Dhaka: A massive fire tore through Korail slum, one of Dhaka’s largest and most densely populated informal settlements, on the evening of 25 November, leaving thousands of residents homeless and turning makeshift dwellings into charred rubble.
The fire erupted shortly after sunset around 5:20–5:22 pm, according to fire-service reports. Witnesses described orange flames leaping sky-high and thick smoke engulfing the slum, prompting panic among residents who fled with whatever they could grab.
The settlement, home to nearly 80,000 people, lies squeezed between the affluent districts of Gulshan and Banani, a stark contrast between high-end neighbourhoods and a sprawling slum of tin-roofed homes.
Because the slum’s dwellings are tightly packed, made of flammable materials (tin, bamboo, wood), the fire spread quickly leaving residents almost no time to salvage belongings.
Authorities dispatched 19–21 fire-service units to douse the flames. However, their response was severely hampered by heavy traffic and the extremely narrow alleys inside Korail. Fire engines could not navigate the maze-like lanes, forcing firefighters to leave vehicles at a distance and manually lay long hoses through cramped passages.
Compounding the difficulty was a shortage of nearby water fire crews at one point had to pump water from distant sources, including setting up generators near a canal to feed pipelines.

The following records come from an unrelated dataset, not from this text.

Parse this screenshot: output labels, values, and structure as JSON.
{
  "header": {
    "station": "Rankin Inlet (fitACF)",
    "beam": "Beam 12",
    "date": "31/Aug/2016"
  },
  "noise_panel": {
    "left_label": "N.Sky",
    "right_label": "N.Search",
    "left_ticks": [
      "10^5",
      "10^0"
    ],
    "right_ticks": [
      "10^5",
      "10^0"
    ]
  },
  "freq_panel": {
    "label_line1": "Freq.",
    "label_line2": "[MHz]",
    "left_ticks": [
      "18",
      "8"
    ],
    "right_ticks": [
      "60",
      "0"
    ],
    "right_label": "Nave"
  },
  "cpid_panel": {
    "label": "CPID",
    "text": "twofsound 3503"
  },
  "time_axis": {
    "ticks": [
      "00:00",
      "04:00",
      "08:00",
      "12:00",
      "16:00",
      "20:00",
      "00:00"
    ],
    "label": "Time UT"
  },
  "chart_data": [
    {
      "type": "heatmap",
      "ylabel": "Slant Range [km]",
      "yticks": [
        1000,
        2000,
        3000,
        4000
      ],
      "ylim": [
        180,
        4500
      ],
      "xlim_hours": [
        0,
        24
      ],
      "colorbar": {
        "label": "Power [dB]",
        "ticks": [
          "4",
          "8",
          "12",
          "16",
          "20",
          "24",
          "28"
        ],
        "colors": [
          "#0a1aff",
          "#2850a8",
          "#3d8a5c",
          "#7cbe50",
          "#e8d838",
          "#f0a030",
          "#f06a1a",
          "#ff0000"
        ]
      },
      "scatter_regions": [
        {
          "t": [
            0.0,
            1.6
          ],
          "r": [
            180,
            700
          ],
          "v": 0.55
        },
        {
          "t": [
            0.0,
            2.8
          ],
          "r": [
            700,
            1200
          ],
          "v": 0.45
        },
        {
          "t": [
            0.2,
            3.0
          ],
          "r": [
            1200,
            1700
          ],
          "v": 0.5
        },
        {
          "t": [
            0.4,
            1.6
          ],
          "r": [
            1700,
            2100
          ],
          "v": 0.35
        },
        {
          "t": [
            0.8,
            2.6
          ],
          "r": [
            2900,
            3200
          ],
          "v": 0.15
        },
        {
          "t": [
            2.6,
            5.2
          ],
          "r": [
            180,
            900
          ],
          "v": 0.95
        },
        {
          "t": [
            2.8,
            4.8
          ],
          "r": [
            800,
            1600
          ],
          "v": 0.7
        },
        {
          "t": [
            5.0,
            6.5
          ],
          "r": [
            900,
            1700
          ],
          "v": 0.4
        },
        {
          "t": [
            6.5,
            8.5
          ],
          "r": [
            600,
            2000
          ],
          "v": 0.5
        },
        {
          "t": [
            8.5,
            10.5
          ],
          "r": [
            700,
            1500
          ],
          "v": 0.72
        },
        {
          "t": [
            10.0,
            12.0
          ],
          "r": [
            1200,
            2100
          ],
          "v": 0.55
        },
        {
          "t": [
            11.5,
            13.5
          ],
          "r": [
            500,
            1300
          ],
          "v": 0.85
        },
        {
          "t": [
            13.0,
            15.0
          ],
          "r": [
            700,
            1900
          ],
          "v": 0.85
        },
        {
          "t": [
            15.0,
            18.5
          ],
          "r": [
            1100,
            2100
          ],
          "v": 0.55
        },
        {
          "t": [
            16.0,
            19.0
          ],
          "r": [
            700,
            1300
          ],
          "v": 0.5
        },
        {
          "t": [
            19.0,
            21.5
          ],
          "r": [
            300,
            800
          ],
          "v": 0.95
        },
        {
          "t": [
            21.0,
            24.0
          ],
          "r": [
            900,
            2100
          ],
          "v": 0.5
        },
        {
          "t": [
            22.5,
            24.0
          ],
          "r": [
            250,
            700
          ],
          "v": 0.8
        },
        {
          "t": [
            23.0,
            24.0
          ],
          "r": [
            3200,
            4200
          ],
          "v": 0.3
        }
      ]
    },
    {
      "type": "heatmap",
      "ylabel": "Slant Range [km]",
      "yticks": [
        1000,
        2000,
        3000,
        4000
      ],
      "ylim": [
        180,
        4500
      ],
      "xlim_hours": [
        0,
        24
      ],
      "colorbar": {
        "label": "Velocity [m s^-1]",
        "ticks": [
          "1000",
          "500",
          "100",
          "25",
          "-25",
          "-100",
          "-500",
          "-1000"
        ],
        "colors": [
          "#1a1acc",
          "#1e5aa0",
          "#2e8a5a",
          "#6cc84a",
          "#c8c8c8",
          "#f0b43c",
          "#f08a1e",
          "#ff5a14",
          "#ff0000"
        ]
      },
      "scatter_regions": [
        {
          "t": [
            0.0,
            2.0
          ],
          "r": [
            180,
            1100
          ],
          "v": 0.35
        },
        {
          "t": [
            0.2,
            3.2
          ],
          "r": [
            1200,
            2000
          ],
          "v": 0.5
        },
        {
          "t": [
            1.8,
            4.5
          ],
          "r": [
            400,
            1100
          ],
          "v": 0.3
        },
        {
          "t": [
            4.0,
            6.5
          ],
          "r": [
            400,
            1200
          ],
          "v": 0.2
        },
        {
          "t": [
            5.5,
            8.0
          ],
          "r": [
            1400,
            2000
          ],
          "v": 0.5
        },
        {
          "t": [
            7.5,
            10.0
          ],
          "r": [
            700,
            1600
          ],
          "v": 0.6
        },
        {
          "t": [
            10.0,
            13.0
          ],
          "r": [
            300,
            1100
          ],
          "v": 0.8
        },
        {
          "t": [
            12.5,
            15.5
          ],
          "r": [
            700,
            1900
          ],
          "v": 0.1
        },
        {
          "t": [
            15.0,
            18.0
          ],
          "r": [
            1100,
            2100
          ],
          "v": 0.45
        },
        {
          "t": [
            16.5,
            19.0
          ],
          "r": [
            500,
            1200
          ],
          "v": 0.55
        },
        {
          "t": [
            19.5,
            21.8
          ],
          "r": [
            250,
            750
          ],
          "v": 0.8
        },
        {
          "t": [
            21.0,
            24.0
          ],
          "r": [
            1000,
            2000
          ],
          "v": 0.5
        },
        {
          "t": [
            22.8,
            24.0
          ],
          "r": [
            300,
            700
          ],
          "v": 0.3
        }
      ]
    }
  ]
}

After a struggle lasting over five hours, the fire was eventually contained at around 10:30–10:35 pm.
Preliminary assessments by fire-service officials estimate that about 1,500 homes were destroyed in the blaze. Given typical household sizes in the slum, this likely translates to thousands of people rendered homeless in a single night.
While official statements so far indicate no confirmed fatalities, the emotional and material loss for families is immense. Residents recounted how they lost everything furniture, appliances, personal documents, and the little savings they had painstakingly built over years.
One tearful resident, forced to stand on the roadside with children, described: “I couldn’t save a single thing … everything we owned earned through so much struggle burned to ashes.”
Others, caught off-guard at work, rushed back only to find their homes reduced to ashes, holding only a few salvaged items like a TV or a gas cylinder symbol of loss that took decades of hard labour to acquire.
Shortly after the flames subsided, fire-service officials pointed to tangled electrical wiring and the widespread presence of gas cylinders in nearly every home common hazard in informal settlements as potential contributing factors.
But experts and eyewitnesses argue that such disasters are not merely accidents they are the predictable outcomes of systemic neglect. The lack of strict building codes, poor enforcement of safety standards, overcrowding, and absence of accessible firefighting infrastructure have made slums like Korail perpetual tinderboxes.
Residents say this isn’t the first fire the slum has witnessed several earlier conflagrations in recent years. Each time, families rebuild with borrowed money or scrap materials, only to remain exposed to the same hazards.
As night fell, hundreds of families were seen huddling on sidewalks, in mosques, garages, or open spaces carrying children, essential documents, a handful of clothes many with nowhere to go.
Local relief efforts have begun, with volunteers and community groups offering temporary shelter, basic aid and first-aid assistance. But the scale of devastation means that meaningful recovery rebuilding homes, regaining livelihoods, restoring a semblance of dignity will take time, resources and coordinated support.
In the long run, this incident underscores a pressing question for urban planners and authorities: Will they treat this as just another tragic fire or will this become a turning point that compels real reforms in building regulations, safety infrastructure, and social housing policies for Dhaka’s vulnerable populations.